In the group of positive real numbers with multiplication, \[5^3= 5^2\cdot 5 =\left(5^1\cdot 5\right)\cdot 5=\left(\left(5^0\cdot 5\right)\cdot 5\right)\cdot 5=((1\cdot 5)\cdot 5)\cdot 5= 5 \cdot 5\cdot 5=125\] and \[5^{-3}= (125)^{-1}= \frac{1}{125}\]

In a group with addition, we use a different form of notation, reflecting the fact that in addition repeated terms are multiples, not powers. For example, in \([\mathbb{Z}; +]\), \(a + a\) is written as \(2a\), \(a + a + a\) is written as \(3a\), etc. The inverse of a multiple of a such as \(- (a + a + a + a + a) = -(5a)\) is written as \((-5)a\).

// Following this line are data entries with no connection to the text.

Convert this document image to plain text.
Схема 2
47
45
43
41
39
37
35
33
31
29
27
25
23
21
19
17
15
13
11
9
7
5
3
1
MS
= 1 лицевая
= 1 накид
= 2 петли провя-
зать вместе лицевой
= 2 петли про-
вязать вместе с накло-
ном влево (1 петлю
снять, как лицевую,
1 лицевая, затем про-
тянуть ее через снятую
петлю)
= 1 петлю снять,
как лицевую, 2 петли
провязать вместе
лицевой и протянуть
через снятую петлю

Although we define, for example, \(a^5=a^4* a\), we need to be able to extract the single factor on the left. The following lemma justifies doing precisely that.

Let \(G\) be a group. If \(b\in G\) and \(n\geq 0\), then \(b^{n+1}=b* b^n\), and hence \(b* b^n= b^n*b\).

Based on the definitions for exponentiation above, there are several properties that can be proven. They are all identical to the exponentiation properties from elementary algebra.

If a is an element of a group \(G\), and \(m\) and \(n\) are integers,

\(a^{-n}= \left(a^{-1}\right)^n\) and hence \(\left(a^n\right)^{-1}= \left(a^{-1}\right)^n\)

\(a^{n+m}= a^n*a^m\)

\(\left(a^n\right)^m= a^{n m}\)

Our final theorem is the only one that contains a hypothesis about the group in question. The theorem only applies to finite groups.

If \(G\) is a finite group, \(\left| G\right| = n\), and \(a\) is an element of \(G\), then there exists a positive integer \(m\) such that \(a^m= e\) and \(m\leq n\).

Consider the concrete group \([\mathbb{Z}; +]\). All of the theorems that we have stated in this section except for the last one say something about \(\mathbb{Z}\). Among the facts that we conclude from the theorems about \(\mathbb{Z}\) are:

Since the inverse of 5 is \(-5\), the inverse of \(-5\) is 5.

The inverse of \(-6 + 71\) is \(-(71) + -(-6) = -71 + 6\).

The solution of \(12 + x = 22\) is \(x = -12 + 22\).

\(-4(6) + 2(6) = (-4 + 2)(6) = -2(6) = -(2)(6)\).

\(7(4(3)) = (7\cdot 4)(3) = 28(3)\) (twenty-eight 3s).

Let \([G; * ]\) be a group and \(a\) be an element of \(G\). Define \(f:G \to G\) by \(f(x) = a * x\).

Prove that \(f\) is a bijection.

On the basis of part a, describe a set of bijections on the set of integers.

Answer

Rephrase Theorem 11.3.3 and write out a clear proof.

Prove by induction on \(n\) that if \(a_1\), \(a_2\), $\ldots $, \(a_n\) are elements of a group \(G\), \(n\geq 2\), then \(\left(a_1*a_2*\cdots *a_n\right)^{-1}= a_n^{-1}*\cdots *a_2^{-1}*a_1^{-1}\). Interpret this result in terms of \([\mathbb{Z}; +]\) and \([\mathbb{R}^*;\cdot]\).

AnswerTrue or false? If \(a\), \(b\), \(c\) are elements of a group \(G\), and \(a * b = c * a\), then \(b = c\). Explain your answer.

Prove Theorem 11.3.14.

AnswerEach of the following facts can be derived by identifying a certain group and then applying one of the theorems of this section to it. For each fact, list the group and the theorem that are used.

\(\left(\frac{1}{3}\right)5\) is the only solution of \(3x = 5\).

\(-(-(-18)) = -18\).

If \(A, B, C\) are \(3\times 3\) matrices over the real numbers, with \(A + B = A + C\), then \(B = C\).

There is only one subset of the natural numbers for which \(K \oplus A = A\) for every \(A \subseteq N\).